• Monday, October 14, 2024

Column

Highs and lows of India at 76

Examining Modi and the BJP’s achievements and failures as country marks Independence Day

Ramachandra Guha

By: Amit Roy

INDIA on Tuesday (15) completed 76 years as an independent country.

 The historian, Ramachandra Guha, provided a report card in a long article in the Sunday Times (13), headed, “Can India be the next superpower?” 

 Guha, known to be a critic of the Indian prime minister Narendra Modi, whose Bharatiya Janta Party (BJP) won landslide majorities in 2014 and 2019, said “Modi is heavily favoured to win a third term next year”. 

 He noted that Modi received a warm welcome from US president Joe Biden in June, and added, “The UK has proved equally welcoming. Modi visited Britain in 2015 and 2018, meeting the Queen and the prime minister on both occasions, and signing commercial agreements worth more than £9 billion on the earlier visit. A huge post-Brexit free-trade deal remains under discussion.” 

 Guha said Modi’s “economic record is mixed. On the positive side, Modi’s embrace of new digital technologies has made India a world leader in online commerce, while also reducing corruption in the provision of welfare benefits. On the other hand, there is large-scale unemployment and an abysmally low participation of women in the workforce. “

Capture 36
The violence in Manipur

The Modi government’s political record is darker. Through attacks on journalists and raids on proprietors, the freedom of the press has been grievously imperilled. The civil service, the tax authorities and the police increasingly act as instruments of the ruling party. Top posts in the central bank, the election commission, and even the armed forces are often allocated to those seen to be loyal to the BJP.  

“India’s position in global indices has plummeted: for example, it now ranks 161st on the World Press Freedom Index, 127th on the Global Gender Gap Index, and 180th on the World Environmental Performance Index.  

“Equally as worrisome is the sectarian nature of the regime. The BJP has long embraced a Hindu majoritarian vision of governance and nationhood.  

“Though some 200 million Indians are Muslims by faith, they are unrepresented in Modi’s cabinet. The proportion of Muslims in the professions is steadily shrinking. The harassment of Muslims on the street and on social media is widespread. In some north Indian states, extremist Hindus issue public calls for the boycott of Muslim artisans and traders. Yet the prime minister has stayed strategically silent, even when BJP MPs and ministers encourage violence against Indian Muslims. 

 “Nor are Muslims the only vulnerable minority. Even as Modi was touring the US in June, a civil war was raging in the northeastern state of Manipur. This pitted Meiteis, who broadly classify as Hindus, against a tribal group called Kukis, who are mostly Christian. Several hundred people were killed and many more displaced. Though both sides suffered, the Kukis did so to a far greater extent, in part because the state government is dominated by Meiteis. 

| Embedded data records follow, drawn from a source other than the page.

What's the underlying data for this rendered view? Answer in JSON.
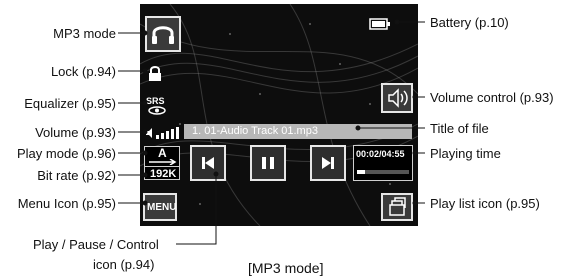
{
  "callouts": {
    "mp3_mode": "MP3 mode",
    "lock": "Lock (p.94)",
    "equalizer": "Equalizer (p.95)",
    "volume": "Volume (p.93)",
    "play_mode": "Play mode (p.96)",
    "bit_rate": "Bit rate (p.92)",
    "menu_icon": "Menu Icon (p.95)",
    "play_control_1": "Play / Pause / Control",
    "play_control_2": "icon (p.94)",
    "battery": "Battery (p.10)",
    "volume_control": "Volume control (p.93)",
    "title_of_file": "Title of file",
    "playing_time": "Playing time",
    "play_list_icon": "Play list icon (p.95)"
  },
  "caption": "[MP3 mode]",
  "screen": {
    "eq_label": "SRS",
    "track_title": "1. 01-Audio Track 01.mp3",
    "play_mode_letter": "A",
    "bit_rate": "192K",
    "time": "00:02/04:55",
    "menu_label": "MENU",
    "progress": 0.15
  },
  "colors": {
    "screen_bg": "#0d0d0d",
    "title_bar": "#b7b7b7",
    "button_bg": "#2e2e2e",
    "line": "#111111"
  },
  "icons": [
    "headphones-icon",
    "lock-icon",
    "srs-icon",
    "volume-bars-icon",
    "repeat-a-icon",
    "previous-icon",
    "pause-icon",
    "next-icon",
    "battery-icon",
    "speaker-icon",
    "playlist-icon"
  ]
}
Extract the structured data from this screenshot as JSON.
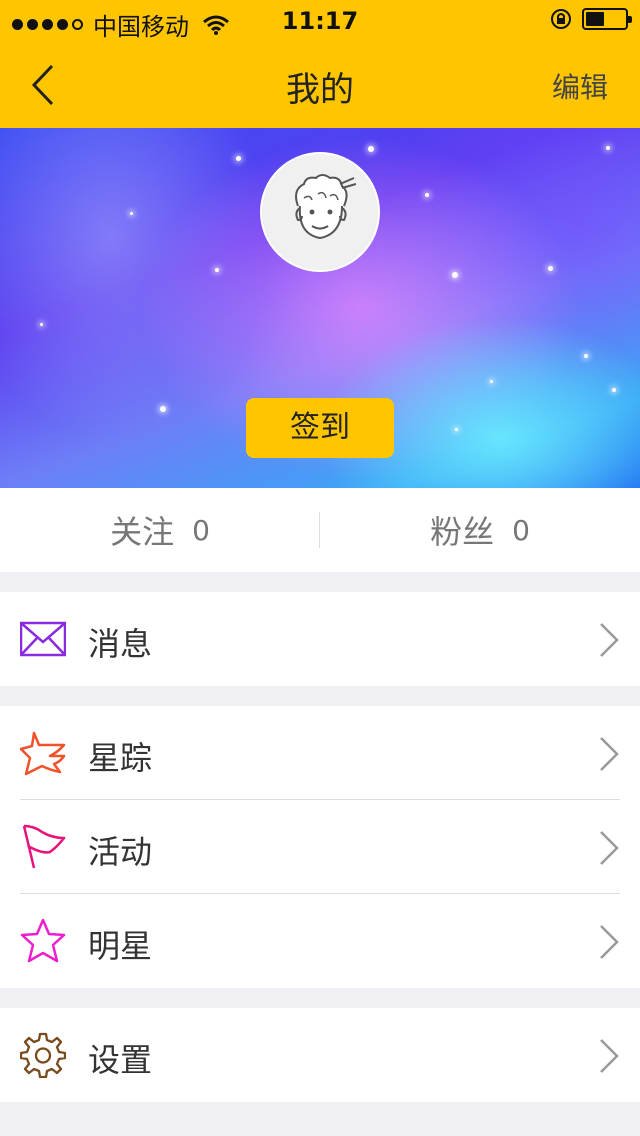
{
  "status_bar": {
    "carrier": "中国移动",
    "time": "11:17"
  },
  "nav": {
    "title": "我的",
    "edit": "编辑",
    "back_icon": "chevron-left-icon"
  },
  "hero": {
    "checkin_label": "签到",
    "avatar_icon": "cartoon-avatar-icon"
  },
  "stats": {
    "following": {
      "label": "关注",
      "count": "0"
    },
    "fans": {
      "label": "粉丝",
      "count": "0"
    }
  },
  "menu": {
    "messages": {
      "label": "消息",
      "icon": "envelope-icon",
      "color": "#8a2be2"
    },
    "star_track": {
      "label": "星踪",
      "icon": "star-wing-icon",
      "color": "#f0522a"
    },
    "activities": {
      "label": "活动",
      "icon": "flag-icon",
      "color": "#e8127c"
    },
    "stars": {
      "label": "明星",
      "icon": "star-icon",
      "color": "#ec1ecf"
    },
    "settings": {
      "label": "设置",
      "icon": "gear-icon",
      "color": "#7a4a1c"
    }
  },
  "colors": {
    "accent": "#ffc600",
    "background": "#efeff4"
  }
}
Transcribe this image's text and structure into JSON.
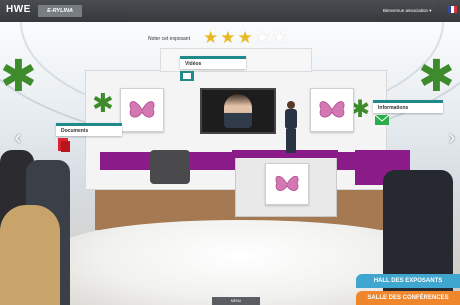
{
  "header": {
    "brand": "HWE",
    "brand_sub": "E-RYLINA",
    "welcome": "Bienvenue association",
    "welcome_caret": "▾"
  },
  "rating": {
    "label": "Noter cet exposant",
    "stars_filled": 3,
    "stars_total": 5
  },
  "stand": {
    "videos_label": "Vidéos",
    "documents_label": "Documents",
    "informations_label": "Informations"
  },
  "nav": {
    "left_arrow": "‹",
    "right_arrow": "›"
  },
  "bottom": {
    "hall_label": "HALL DES EXPOSANTS",
    "conferences_label": "SALLE DES CONFÉRENCES",
    "menu_label": "MENU"
  },
  "colors": {
    "accent_purple": "#8c1b8a",
    "hall_blue": "#3ea6cf",
    "conf_orange": "#f0862c",
    "tab_teal": "#1f8a8a"
  }
}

 “Manipur has been aflame for more than three months now. The Modi government has done nothing to restore law and order or faith in the impartiality of the state. Instead, it has supported the nakedly partisan chief minister, a Meitei from the BJP. 

 “Even as I write, inter-religious violence has erupted in a second Indian state, Haryana, which borders Delhi, and is also run by the BJP. A provocative procession with radical Hindus brandishing swords and carrying guns led to stonethrowing by Muslims, the violence intensifying further.”

 To some extent, the lives of British Asians are affected by what happens back in India, Pakistan and Bangladesh. This has become a cliché, but a “living bridge” is not a bad way to describe the relationship. 

 According to the most reliable statistics, there are at least 2.5 million people of Indian origin in the UK. For Pakistanis, the figure is one million, and for Bangladeshis the number is probably in excess of 500,000. Seventy-five years on from the Partition of India in 1947, British Asians have become part of the fabric of life in the UK. 

 The key to their future success really is education. Indians, even those who came as factory workers, have encouraged their children to go to university. Among Pakistanis and Bangladeshis, although attitudes are changing, there has often been a reluctance to allow girls to take up higher education. 

 Parents should send their children to the best possible schools. Once children are educated, no one can take that away from them. Those who can afford it should forget about politics and go for private education.

Capture 38
Modi’s warm welcome by Joe Biden

 Rishi Sunak wouldn’t have become prime minister had he not gone to Winchester, which eased his passage to Oxford. This is why the Labour party is set on destroying fee-paying schools. Once British Asians become educated and independent-minded, it becomes harder to control them. This is just a statement of fact. It would be better if more British Asians went into politics and changed the parties from the inside. Their aim should be to make Britain, now our home, a better place for all our children. 

 And Indians, Pakistanis and Bangladeshis should ignore the politics of the subcontinent, push to one side the tactics of Modi, [former Pakistan prime minister] Imran Khan, [Bangladesh prime minister] Sheikh Hasina and their rivals, and focus instead on what is going on in this country.